More info here: http://wiki.python.org/moin/HowTo/Sorting/#The_Old_Way_Using_the_cmp_Parameter
Another use case: Finding the sign (- / +) of a number
If you want to find out, what the sign (+/-) of a number is, you can easily use 0 as the second argument to the cmp function
cmp(-123, 0) #returns -1
cmp( 123, 0) #returns 1
I have always thought that using -1 in a condition is alway the same as the writing False (boolean value). But from my code, I get different results:
Using True and False:
def count(sub, s):
count = 0
index = 0
while True:
if string.find(s, sub, index) != False:
count += 1
index = string.find(s, sub, index) + 1
else:
return count
print count('nana', 'banana')
Result: Takes to long for interpreter to respond.
Using 1 and -1:
def count(sub, s):
count = 0
index = 0
while 1:
if string.find(s, sub, index) != -1:
count += 1
index = string.find(s, sub, index) + 1
else:
return count
print count('nana', 'banana')
Result: 1
Why does using -1 and 1 give me the correct result whereas using the bool values True and False do not?
string.find doesn't return a boolean so string.find('banana', 'nana', index) will NEVER return 0 (False) regardless of the value of index.
>>> import string
>>> help(string.find)
Help on function find in module string:
find(s, *args)
find(s, sub [, start [, end]]) -> int
Return the lowest index in s where substring sub is found,
such that sub is contained within s[start,end]. Optional
arguments start and end are interpreted as in slice notation.
Return -1 on failure.
>>>
Your example simply repeats:
index = string.find('banana', 'nana', 0) + 1 # index = 3
index = string.find('banana', 'nana', 3) + 1 # index = 0
The -1 version works because it correctly interprets the return value of string.find!
False is of type bool, which is a sub-type of int, and its value is 0.
In Python, False is similar to using 0, not -1
There's a difference between equality and converting to a boolean value for truth testing, for both historical and flexibility reasons:
>>> True == 1
True
>>> True == -1
False
>>> bool(-1)
True
>>> False == 0
True
>>> bool(0)
False
>>> True == 2
False
>>> bool(2)
True
I have always thought that using -1 in a condition is alway the same as the writing False (boolean value).
1) No. It is never the same, and I can't imagine why you would have ever thought this, let alone always thought it. Unless for some reason you had only ever used if with string.find or something.
2) You shouldn't be using the string module in the first place. Quoting directly from the documentation:
DESCRIPTION
Warning: most of the code you see here isn't normally used nowadays.
Beginning with Python 1.6, many of these functions are implemented as
methods on the standard string object. They used to be implemented by
a built-in module called strop, but strop is now obsolete itself.
So instead of string.find('foobar', 'foo'), we use the .find method of the str class itself (the class that 'foobar' and 'foo' belong to); and since we have objects of that class, we can make bound method calls, thus: 'foobar'.find('foo').

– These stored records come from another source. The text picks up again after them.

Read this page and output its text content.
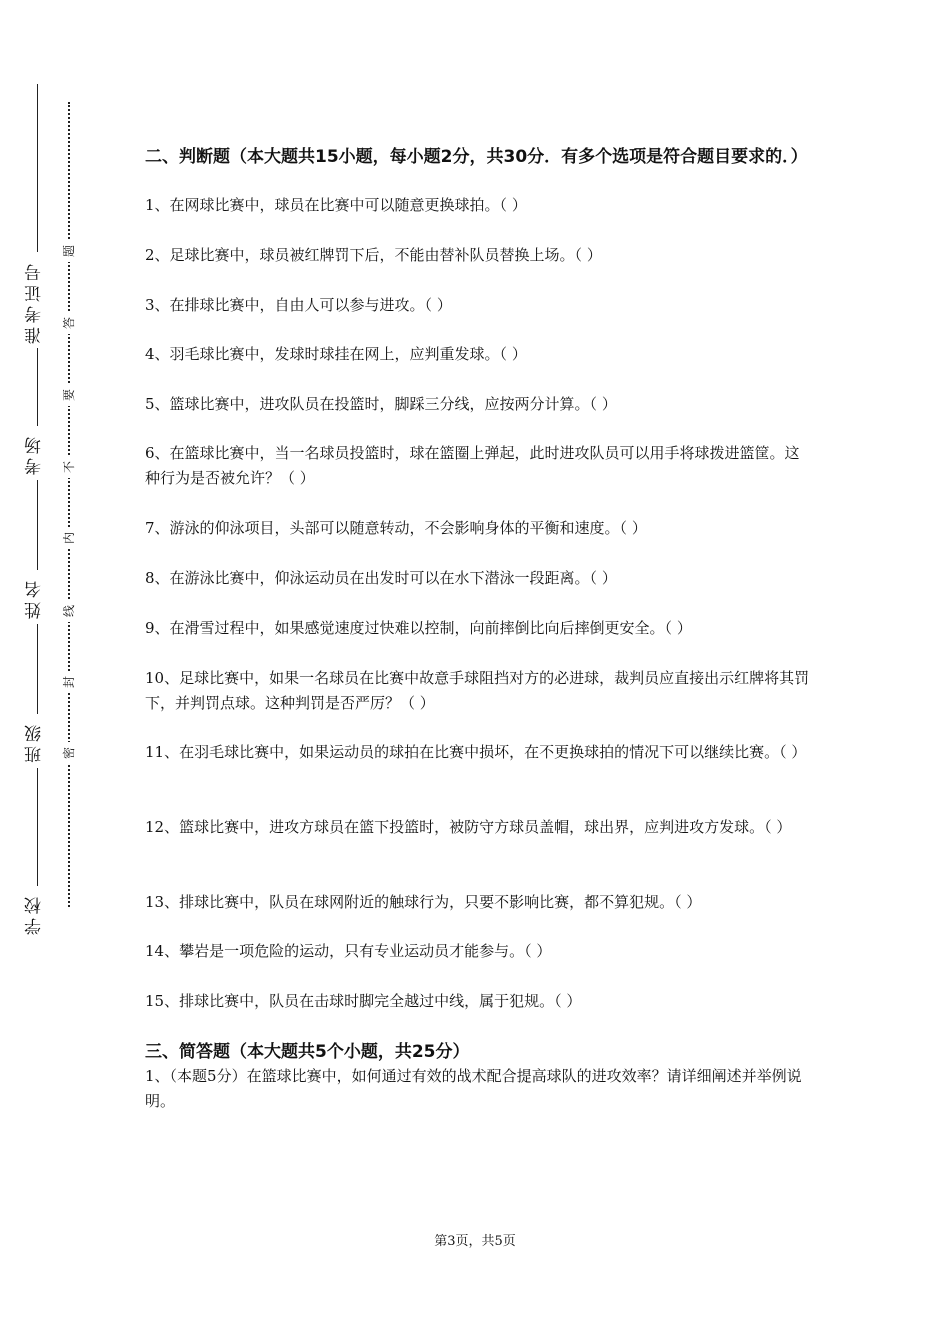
准考证号
考场
姓名
班级
学校
题
答
要
不
内
线
封
密
二、判断题（本大题共15小题，每小题2分，共30分．有多个选项是符合题目要求的．）
1、在网球比赛中，球员在比赛中可以随意更换球拍。（ ）
2、足球比赛中，球员被红牌罚下后，不能由替补队员替换上场。（ ）
3、在排球比赛中，自由人可以参与进攻。（ ）
4、羽毛球比赛中，发球时球挂在网上，应判重发球。（ ）
5、篮球比赛中，进攻队员在投篮时，脚踩三分线，应按两分计算。（ ）
6、在篮球比赛中，当一名球员投篮时，球在篮圈上弹起，此时进攻队员可以用手将球拨进篮筐。这种行为是否被允许？（ ）
7、游泳的仰泳项目，头部可以随意转动，不会影响身体的平衡和速度。（ ）
8、在游泳比赛中，仰泳运动员在出发时可以在水下潜泳一段距离。（ ）
9、在滑雪过程中，如果感觉速度过快难以控制，向前摔倒比向后摔倒更安全。（ ）
10、足球比赛中，如果一名球员在比赛中故意手球阻挡对方的必进球，裁判员应直接出示红牌将其罚下，并判罚点球。这种判罚是否严厉？（ ）
11、在羽毛球比赛中，如果运动员的球拍在比赛中损坏，在不更换球拍的情况下可以继续比赛。（ ）
12、篮球比赛中，进攻方球员在篮下投篮时，被防守方球员盖帽，球出界，应判进攻方发球。（ ）
13、排球比赛中，队员在球网附近的触球行为，只要不影响比赛，都不算犯规。（ ）
14、攀岩是一项危险的运动，只有专业运动员才能参与。（ ）
15、排球比赛中，队员在击球时脚完全越过中线，属于犯规。（ ）
三、简答题（本大题共5个小题，共25分）
1、（本题5分）在篮球比赛中，如何通过有效的战术配合提高球队的进攻效率？请详细阐述并举例说明。
第3页，共5页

3) The .find method of strings returns a number that tells you where the substring was found, if it was found. If the substring wasn't found, it returns -1. It cannot return 0 in this case, because that would mean "was found at the beginning".

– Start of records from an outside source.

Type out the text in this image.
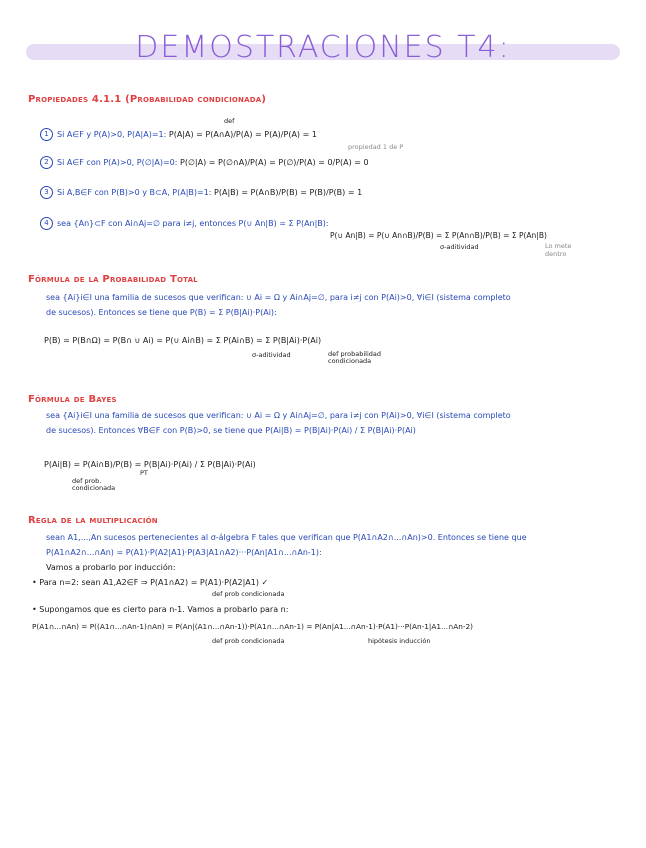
DEMOSTRACIONES T4:
Propiedades 4.1.1 (Probabilidad condicionada)
1 Si A∈F y P(A)>0, P(A|A)=1: P(A|A) = P(A∩A)/P(A) = P(A)/P(A) = 1
def
propiedad 1 de P
2 Si A∈F con P(A)>0, P(∅|A)=0: P(∅|A) = P(∅∩A)/P(A) = P(∅)/P(A) = 0/P(A) = 0
3 Si A,B∈F con P(B)>0 y B⊂A, P(A|B)=1: P(A|B) = P(A∩B)/P(B) = P(B)/P(B) = 1
4 sea {An}⊂F con Ai∩Aj=∅ para i≠j, entonces P(∪ An|B) = Σ P(An|B):
P(∪ An|B) = P(∪ An∩B)/P(B) = Σ P(An∩B)/P(B) = Σ P(An|B)
σ-aditividad	Lo mete dentro
Fórmula de la Probabilidad Total
sea {Ai}i∈I una familia de sucesos que verifican: ∪ Ai = Ω y Ai∩Aj=∅, para i≠j con P(Ai)>0, ∀i∈I (sistema completo
de sucesos). Entonces se tiene que P(B) = Σ P(B|Ai)·P(Ai):
P(B) = P(B∩Ω) = P(B∩ ∪ Ai) = P(∪ Ai∩B) = Σ P(Ai∩B) = Σ P(B|Ai)·P(Ai)
σ-aditividad	def probabilidad condicionada
Fórmula de Bayes
sea {Ai}i∈I una familia de sucesos que verifican: ∪ Ai = Ω y Ai∩Aj=∅, para i≠j con P(Ai)>0, ∀i∈I (sistema completo
de sucesos). Entonces ∀B∈F con P(B)>0, se tiene que P(Ai|B) = P(B|Ai)·P(Ai) / Σ P(B|Ai)·P(Ai)
P(Ai|B) = P(Ai∩B)/P(B) = P(B|Ai)·P(Ai) / Σ P(B|Ai)·P(Ai)
def prob. condicionada
PT
Regla de la multiplicación
sean A1,...,An sucesos pertenecientes al σ-álgebra F tales que verifican que P(A1∩A2∩...∩An)>0. Entonces se tiene que
P(A1∩A2∩...∩An) = P(A1)·P(A2|A1)·P(A3|A1∩A2)···P(An|A1∩...∩An-1):
Vamos a probarlo por inducción:
• Para n=2: sean A1,A2∈F ⇒ P(A1∩A2) = P(A1)·P(A2|A1) ✓
def prob condicionada
• Supongamos que es cierto para n-1. Vamos a probarlo para n:
P(A1∩...∩An) = P((A1∩...∩An-1)∩An) = P(An|(A1∩...∩An-1))·P(A1∩...∩An-1) = P(An|A1...∩An-1)·P(A1)···P(An-1|A1...∩An-2)
def prob condicionada	hipótesis inducción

4) False will compare equal to 0. It is worth noting that Python actually implements its bool type as a subclass of int.
5) No matter what language you are using, you should not compare to boolean literals. x == False or equivalent is, quite simply, not the right thing to write. It gains you nothing in terms of clarity, and creates opportunities to make mistakes.

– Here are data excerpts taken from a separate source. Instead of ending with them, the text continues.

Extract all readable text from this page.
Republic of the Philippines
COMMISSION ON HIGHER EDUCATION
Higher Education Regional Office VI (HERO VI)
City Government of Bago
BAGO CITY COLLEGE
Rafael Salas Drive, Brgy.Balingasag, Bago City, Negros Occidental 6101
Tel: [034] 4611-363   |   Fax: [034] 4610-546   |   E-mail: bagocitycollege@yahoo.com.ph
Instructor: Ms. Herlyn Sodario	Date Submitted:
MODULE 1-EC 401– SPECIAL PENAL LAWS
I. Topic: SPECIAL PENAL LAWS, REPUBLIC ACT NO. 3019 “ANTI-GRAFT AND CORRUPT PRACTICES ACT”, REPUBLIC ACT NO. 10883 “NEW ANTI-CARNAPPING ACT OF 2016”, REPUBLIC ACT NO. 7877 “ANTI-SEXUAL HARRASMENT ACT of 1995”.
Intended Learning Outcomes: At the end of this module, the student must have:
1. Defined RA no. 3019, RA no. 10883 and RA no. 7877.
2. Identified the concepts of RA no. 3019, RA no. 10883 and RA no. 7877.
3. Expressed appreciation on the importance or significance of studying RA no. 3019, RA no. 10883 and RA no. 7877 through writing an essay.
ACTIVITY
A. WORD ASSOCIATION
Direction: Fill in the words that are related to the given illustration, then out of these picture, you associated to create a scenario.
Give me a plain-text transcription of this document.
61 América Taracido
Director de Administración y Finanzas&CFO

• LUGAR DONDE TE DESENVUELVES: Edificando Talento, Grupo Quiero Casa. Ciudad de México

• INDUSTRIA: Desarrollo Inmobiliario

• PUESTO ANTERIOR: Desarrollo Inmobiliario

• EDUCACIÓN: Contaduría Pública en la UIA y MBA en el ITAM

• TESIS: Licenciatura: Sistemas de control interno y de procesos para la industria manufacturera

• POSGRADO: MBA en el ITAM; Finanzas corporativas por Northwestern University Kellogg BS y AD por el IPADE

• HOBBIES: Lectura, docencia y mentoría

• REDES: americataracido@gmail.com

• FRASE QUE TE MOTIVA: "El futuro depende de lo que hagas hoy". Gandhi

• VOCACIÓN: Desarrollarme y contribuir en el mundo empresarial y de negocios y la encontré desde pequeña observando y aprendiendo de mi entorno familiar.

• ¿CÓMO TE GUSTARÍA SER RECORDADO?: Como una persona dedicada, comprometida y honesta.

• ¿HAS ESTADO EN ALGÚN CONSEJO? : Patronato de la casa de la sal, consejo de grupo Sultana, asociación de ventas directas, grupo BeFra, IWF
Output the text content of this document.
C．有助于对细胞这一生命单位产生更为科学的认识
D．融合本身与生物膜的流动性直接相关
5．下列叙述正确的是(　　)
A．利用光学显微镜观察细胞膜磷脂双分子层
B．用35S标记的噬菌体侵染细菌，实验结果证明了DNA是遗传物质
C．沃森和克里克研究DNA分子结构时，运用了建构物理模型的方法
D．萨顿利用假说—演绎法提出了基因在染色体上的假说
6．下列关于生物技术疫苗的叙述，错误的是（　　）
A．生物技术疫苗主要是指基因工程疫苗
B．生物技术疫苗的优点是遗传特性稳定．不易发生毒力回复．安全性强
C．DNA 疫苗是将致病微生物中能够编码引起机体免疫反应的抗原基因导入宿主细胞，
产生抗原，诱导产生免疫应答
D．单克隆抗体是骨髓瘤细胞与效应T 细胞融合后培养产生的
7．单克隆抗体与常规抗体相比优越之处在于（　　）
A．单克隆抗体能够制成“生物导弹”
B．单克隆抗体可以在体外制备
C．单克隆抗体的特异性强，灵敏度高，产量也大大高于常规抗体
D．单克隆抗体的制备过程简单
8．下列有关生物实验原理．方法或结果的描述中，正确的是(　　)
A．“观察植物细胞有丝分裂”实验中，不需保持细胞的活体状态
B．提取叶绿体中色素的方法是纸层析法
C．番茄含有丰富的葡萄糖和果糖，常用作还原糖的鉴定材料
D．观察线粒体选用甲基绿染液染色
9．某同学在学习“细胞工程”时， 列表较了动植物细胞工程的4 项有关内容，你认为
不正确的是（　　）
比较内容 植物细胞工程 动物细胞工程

You would never, ever say "If it is true that it is raining, I will need an umbrella" in English, even though that is grammatically correct. There is no point; it is not more polite nor more clear than the obvious "If it is raining, I will need an umbrella".
If you want to use a value as a boolean, then use it as a boolean. If you want to use the result of a comparison (i.e. "is the value equal to -1 or not?"), then perform the comparison.